Adapun pelayanan istri terhadap tamu suaminya maka hal ini terdapat perbedaan pendapat antar ulama, maka Malikiyah dan yang sepaham dengannya berpendapat bahwa tidak wajib bagi seorang istri melayani tamu suaminya meskipun sampai kondisi dia wajib berkhidmah kepada suaminya.
Diriwayatkan dalam kitab As Syarhul Kabir Lis Syaikh Ad Dardir Wa Hasyiyatud Dasuqi, 2/511, “Seorang istri apabila tidak mampu memberikan pelayanan untuk tamu, atau dia mampu untuk melayani akan tetapi suami seorang yang fakir dan serba kekurangan maka hendaknya dia tetap memberikan pelayanan dengan cara sembunyi-sembunyi walaupun sebenarnya dia mampu membuat suguhan, menyapu, memasak untuk suaminya bukan ntuk tamunya.” dinukil dengan sedikit perubahan.

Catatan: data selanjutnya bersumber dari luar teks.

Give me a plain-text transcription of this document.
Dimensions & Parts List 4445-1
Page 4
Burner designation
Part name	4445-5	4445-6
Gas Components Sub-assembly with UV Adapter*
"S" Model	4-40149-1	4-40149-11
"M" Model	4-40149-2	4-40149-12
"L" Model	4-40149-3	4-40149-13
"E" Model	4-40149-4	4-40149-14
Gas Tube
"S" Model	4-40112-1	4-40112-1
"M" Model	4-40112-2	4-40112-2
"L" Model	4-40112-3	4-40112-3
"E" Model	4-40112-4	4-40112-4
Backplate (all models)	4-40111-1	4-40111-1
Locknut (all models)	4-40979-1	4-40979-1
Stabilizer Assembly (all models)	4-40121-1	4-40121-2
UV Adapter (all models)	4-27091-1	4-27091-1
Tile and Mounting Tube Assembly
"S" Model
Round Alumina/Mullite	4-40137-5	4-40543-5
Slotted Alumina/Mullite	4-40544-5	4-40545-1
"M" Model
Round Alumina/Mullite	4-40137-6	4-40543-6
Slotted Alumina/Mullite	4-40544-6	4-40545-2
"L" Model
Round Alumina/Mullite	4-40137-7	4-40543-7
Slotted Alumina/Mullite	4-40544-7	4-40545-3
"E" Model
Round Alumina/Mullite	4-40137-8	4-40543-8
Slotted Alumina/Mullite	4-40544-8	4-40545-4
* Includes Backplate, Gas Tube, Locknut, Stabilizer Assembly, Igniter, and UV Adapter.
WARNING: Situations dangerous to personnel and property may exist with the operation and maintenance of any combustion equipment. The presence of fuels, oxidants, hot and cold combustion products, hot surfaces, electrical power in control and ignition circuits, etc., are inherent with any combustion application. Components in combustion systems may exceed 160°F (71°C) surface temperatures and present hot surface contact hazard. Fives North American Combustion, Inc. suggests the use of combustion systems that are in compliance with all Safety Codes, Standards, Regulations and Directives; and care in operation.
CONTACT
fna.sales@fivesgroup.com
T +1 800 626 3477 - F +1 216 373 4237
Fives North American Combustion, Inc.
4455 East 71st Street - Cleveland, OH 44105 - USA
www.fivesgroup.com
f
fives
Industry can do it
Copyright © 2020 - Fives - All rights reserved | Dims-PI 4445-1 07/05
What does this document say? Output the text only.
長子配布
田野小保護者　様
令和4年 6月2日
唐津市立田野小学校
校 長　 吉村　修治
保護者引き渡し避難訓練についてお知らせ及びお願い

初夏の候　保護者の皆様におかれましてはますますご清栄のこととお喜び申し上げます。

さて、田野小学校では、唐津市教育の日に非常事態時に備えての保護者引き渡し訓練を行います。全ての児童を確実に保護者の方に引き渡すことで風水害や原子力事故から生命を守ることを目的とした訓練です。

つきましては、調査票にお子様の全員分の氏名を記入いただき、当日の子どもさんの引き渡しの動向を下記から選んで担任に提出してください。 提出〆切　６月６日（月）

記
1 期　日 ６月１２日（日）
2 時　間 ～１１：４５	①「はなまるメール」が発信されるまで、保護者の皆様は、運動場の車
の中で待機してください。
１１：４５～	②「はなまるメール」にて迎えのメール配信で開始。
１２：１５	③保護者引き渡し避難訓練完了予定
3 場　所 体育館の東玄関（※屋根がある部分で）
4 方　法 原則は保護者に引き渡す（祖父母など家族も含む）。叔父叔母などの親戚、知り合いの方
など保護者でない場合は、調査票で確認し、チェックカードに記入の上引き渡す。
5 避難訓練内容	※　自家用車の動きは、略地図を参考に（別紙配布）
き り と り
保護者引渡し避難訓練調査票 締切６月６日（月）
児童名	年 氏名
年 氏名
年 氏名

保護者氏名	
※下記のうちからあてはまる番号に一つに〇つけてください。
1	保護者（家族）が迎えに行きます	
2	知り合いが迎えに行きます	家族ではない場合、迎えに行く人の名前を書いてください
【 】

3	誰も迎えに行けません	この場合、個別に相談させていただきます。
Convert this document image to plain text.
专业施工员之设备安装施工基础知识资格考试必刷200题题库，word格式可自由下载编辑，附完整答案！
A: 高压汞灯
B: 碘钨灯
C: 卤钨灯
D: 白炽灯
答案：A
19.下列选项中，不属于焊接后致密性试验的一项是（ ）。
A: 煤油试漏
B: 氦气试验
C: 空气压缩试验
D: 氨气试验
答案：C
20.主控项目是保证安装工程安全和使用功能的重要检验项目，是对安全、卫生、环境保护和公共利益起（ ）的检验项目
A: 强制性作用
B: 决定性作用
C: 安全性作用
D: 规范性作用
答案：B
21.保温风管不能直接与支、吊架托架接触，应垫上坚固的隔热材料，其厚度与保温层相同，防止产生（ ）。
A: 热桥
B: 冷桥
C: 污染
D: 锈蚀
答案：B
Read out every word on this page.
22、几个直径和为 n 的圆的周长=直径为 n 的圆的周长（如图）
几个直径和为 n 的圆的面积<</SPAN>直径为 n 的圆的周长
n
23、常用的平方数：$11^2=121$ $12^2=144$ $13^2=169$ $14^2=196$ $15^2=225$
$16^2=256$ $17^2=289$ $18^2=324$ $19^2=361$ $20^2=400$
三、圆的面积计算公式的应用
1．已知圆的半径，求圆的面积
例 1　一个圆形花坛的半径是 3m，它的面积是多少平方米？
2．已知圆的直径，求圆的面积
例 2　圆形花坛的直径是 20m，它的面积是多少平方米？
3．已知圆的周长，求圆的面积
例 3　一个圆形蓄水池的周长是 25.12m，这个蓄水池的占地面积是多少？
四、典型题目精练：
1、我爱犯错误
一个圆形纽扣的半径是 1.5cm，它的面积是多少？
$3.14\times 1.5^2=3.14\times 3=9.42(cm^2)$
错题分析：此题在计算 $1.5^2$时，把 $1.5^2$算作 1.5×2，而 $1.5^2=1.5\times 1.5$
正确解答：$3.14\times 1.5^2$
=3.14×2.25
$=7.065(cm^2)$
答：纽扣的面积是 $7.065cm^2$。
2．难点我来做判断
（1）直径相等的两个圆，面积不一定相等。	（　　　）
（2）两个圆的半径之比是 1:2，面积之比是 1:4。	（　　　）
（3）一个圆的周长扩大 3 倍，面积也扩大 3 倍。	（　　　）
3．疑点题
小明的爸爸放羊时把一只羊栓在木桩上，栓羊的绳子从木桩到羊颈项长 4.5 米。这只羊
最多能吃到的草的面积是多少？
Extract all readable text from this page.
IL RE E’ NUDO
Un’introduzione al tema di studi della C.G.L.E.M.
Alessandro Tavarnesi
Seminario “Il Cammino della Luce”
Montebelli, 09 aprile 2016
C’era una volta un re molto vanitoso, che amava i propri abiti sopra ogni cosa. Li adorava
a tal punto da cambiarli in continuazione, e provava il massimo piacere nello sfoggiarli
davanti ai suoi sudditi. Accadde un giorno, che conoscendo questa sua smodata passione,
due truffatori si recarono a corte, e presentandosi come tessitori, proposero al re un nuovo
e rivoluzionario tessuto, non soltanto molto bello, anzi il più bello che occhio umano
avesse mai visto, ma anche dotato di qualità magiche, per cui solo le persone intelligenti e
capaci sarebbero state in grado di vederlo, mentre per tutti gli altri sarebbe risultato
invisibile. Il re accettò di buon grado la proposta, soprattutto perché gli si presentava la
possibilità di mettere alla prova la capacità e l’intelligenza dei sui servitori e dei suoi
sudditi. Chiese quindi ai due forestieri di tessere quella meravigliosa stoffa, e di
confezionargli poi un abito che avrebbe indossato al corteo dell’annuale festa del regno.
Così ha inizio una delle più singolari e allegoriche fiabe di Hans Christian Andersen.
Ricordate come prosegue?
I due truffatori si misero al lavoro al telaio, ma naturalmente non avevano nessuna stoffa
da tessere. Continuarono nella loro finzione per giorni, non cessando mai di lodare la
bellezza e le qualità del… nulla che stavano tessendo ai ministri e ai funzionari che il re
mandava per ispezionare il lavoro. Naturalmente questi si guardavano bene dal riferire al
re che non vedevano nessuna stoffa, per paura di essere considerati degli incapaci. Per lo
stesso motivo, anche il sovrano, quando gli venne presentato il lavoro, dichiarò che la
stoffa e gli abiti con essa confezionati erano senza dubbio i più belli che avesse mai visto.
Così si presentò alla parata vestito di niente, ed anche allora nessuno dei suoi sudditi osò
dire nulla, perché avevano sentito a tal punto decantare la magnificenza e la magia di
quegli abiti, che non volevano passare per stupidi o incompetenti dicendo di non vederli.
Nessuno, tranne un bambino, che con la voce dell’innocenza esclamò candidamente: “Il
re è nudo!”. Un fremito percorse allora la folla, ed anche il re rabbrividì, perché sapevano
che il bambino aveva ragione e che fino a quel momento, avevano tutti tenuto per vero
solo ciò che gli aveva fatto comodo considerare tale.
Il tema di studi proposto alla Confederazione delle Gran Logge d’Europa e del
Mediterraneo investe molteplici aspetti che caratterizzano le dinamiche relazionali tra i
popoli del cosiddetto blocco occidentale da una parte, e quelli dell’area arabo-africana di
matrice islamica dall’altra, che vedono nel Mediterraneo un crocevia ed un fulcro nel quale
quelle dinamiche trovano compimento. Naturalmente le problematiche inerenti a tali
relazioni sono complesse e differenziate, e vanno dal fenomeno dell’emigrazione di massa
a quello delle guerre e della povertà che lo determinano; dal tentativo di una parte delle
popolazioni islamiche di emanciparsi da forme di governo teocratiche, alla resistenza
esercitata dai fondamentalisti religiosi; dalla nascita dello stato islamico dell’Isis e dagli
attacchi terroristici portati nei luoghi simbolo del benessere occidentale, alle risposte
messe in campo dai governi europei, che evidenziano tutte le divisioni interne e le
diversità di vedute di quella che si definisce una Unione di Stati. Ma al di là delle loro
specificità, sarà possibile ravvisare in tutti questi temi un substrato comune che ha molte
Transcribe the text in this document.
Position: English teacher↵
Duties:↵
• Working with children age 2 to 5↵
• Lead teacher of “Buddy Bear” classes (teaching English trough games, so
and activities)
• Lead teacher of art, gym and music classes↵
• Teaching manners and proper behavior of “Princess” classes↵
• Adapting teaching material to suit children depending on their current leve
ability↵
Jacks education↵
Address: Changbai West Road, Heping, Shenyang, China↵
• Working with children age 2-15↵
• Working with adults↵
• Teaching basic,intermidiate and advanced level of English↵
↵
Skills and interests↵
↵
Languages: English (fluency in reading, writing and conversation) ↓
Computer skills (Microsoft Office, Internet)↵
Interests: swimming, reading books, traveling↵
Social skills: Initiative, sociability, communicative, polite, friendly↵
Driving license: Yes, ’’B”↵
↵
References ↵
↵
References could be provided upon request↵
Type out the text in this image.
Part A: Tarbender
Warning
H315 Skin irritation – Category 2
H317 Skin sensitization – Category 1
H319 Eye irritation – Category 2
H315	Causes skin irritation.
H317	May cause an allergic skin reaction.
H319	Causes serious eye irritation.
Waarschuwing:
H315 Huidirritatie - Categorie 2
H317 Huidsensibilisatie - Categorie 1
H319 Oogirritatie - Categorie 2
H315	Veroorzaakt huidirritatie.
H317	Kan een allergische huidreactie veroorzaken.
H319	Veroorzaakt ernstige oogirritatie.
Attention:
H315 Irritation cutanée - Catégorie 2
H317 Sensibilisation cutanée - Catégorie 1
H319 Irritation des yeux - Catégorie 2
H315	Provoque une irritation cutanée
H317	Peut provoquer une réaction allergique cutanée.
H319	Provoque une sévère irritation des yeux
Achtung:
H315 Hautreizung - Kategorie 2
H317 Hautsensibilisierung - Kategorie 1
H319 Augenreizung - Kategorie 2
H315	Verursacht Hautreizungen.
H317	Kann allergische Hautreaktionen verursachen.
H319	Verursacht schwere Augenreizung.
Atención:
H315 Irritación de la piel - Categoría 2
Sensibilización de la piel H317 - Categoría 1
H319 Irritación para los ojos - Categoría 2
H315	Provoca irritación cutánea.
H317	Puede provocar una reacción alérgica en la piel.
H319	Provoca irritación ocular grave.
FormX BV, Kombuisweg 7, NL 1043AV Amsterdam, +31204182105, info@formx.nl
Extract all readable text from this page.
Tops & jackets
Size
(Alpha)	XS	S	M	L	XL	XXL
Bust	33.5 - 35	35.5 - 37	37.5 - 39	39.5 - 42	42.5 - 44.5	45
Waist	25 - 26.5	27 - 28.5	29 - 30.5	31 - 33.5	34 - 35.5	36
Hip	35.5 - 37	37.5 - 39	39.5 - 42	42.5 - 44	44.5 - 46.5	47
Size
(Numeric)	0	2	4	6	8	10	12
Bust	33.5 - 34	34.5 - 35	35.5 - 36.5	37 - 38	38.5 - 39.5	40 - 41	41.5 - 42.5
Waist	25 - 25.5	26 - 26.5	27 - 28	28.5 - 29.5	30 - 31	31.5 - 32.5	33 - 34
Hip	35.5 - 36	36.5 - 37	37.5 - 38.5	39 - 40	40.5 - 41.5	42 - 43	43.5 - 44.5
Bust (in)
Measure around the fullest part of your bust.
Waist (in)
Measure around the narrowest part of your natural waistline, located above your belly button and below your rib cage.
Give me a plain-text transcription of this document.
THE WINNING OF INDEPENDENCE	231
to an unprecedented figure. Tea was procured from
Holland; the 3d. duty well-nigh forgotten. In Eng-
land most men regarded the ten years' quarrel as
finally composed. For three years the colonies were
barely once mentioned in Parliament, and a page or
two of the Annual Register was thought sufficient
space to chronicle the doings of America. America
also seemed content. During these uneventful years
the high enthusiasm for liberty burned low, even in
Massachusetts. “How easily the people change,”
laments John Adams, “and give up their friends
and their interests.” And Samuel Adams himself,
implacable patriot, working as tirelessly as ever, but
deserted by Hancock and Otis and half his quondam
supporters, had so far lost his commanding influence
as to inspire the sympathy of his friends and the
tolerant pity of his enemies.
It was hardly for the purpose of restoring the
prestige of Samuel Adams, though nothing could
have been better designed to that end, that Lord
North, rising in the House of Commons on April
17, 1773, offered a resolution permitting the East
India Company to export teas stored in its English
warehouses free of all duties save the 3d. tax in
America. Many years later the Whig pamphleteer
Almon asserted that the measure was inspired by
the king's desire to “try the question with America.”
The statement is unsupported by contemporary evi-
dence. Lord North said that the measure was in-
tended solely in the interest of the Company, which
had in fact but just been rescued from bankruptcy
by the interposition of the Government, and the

Sebagian ulama berpendapat wajibnya seorang istri menjamu dan melayani tamu secara baik, Al ‘Aini Rahimahullah menyebutkan yang di dalamnya terdapat ungkapan, “Sesungguhnya anak dan anggota keluarga yang lain diwajibkan bagi mereka mamberikan pelayanan kepada tamu selayaknya tuan rumah.” (Dikutip dari kitab, Umdatul Qari Syarhu Shahihil Bukhari, 5/110).
Dan pendapat yang dijadikan pegangan oleh ulama adalah bahwa seorang istri diwajibkan melayani tamu suaminya secara baik.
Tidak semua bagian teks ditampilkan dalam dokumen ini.